Profiling diabetes in young people

Updated: Aug 24, 2022

If you thought that diabetes was primarily a disease of the middle aged and elderly, think again. A twenty year ongoing study in the USA [1] has highlighted a 95% rise in Type 2 diabetes in 10 to 17 year olds between 2001 and 2017, with a 45% rise in Type 1 diabetes in the same period.


Perhaps more worryingly still, the study’s authors have also reported seeing a rise of between 50% and 300% in diabetes cases in the USA over the past year alone. Stress and a possible link between covid and diabetes have been put forward as possible contributors to the most recent rise, but so too has as has weight gain and obesity, already known factors in the development of diabetes.


Echoing these figures, a Reuters analysis of CDC data [2] revealed a 17% rise in deaths from diabetes in 2020, with those aged 25 to 44 seeing a 29% jump. That analysis also showed that whilst diabetes outcomes had seen a steady improvement over a number of years, that improvement has been reversed over the past ten years.


In the UK the figures are equally alarming with a Public Health England report [3] from July 2021 revealing that in England 1 in 3 children leaving primary school are overweight or living with obesity, with 1 in 5 being identified as obese.


Commenting in the Reuters report, Stanford Medical School professor Dr Robert Pearl said:

If we had spent more time and effort toward preventing and better managing diabetes, thousands of patients wouldn’t have needed hospitalization in the first place. And many of them would still be alive.

That comment is why we at Occuity are so proud of the screening devices which we are developing. The ability to deploy a non-invasive handheld device that can quickly identify whether an individual is non-diabetic, pre-diabetic, or diabetic could help to save lives.
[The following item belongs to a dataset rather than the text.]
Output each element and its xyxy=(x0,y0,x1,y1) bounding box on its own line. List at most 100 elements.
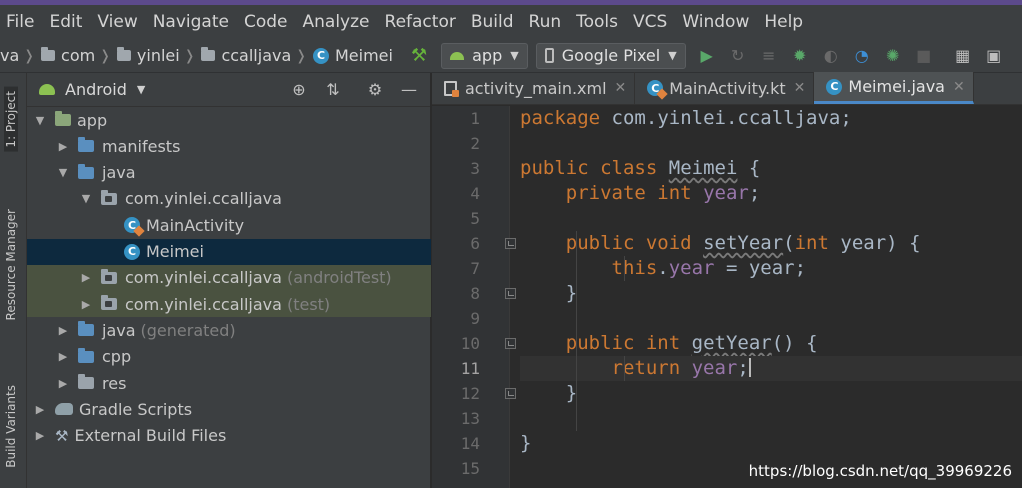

With the device able to be used in a non-clinical setting, such as pharmacies or even schools or colleges, the way is open for more young people to receive an early warning of a potential diabetic condition. This in turn will enable them to receive appropriate treatment or make suitable lifestyle changes before the disease causes irreparable damage. And with diabetes in young people being more challenging to manage than adult-onset forms of the disease, with “young people developing complications much sooner than you would expect [1]” that early warning system could make a difference not only to young peoples’ immediate future but also to the rest of their lives.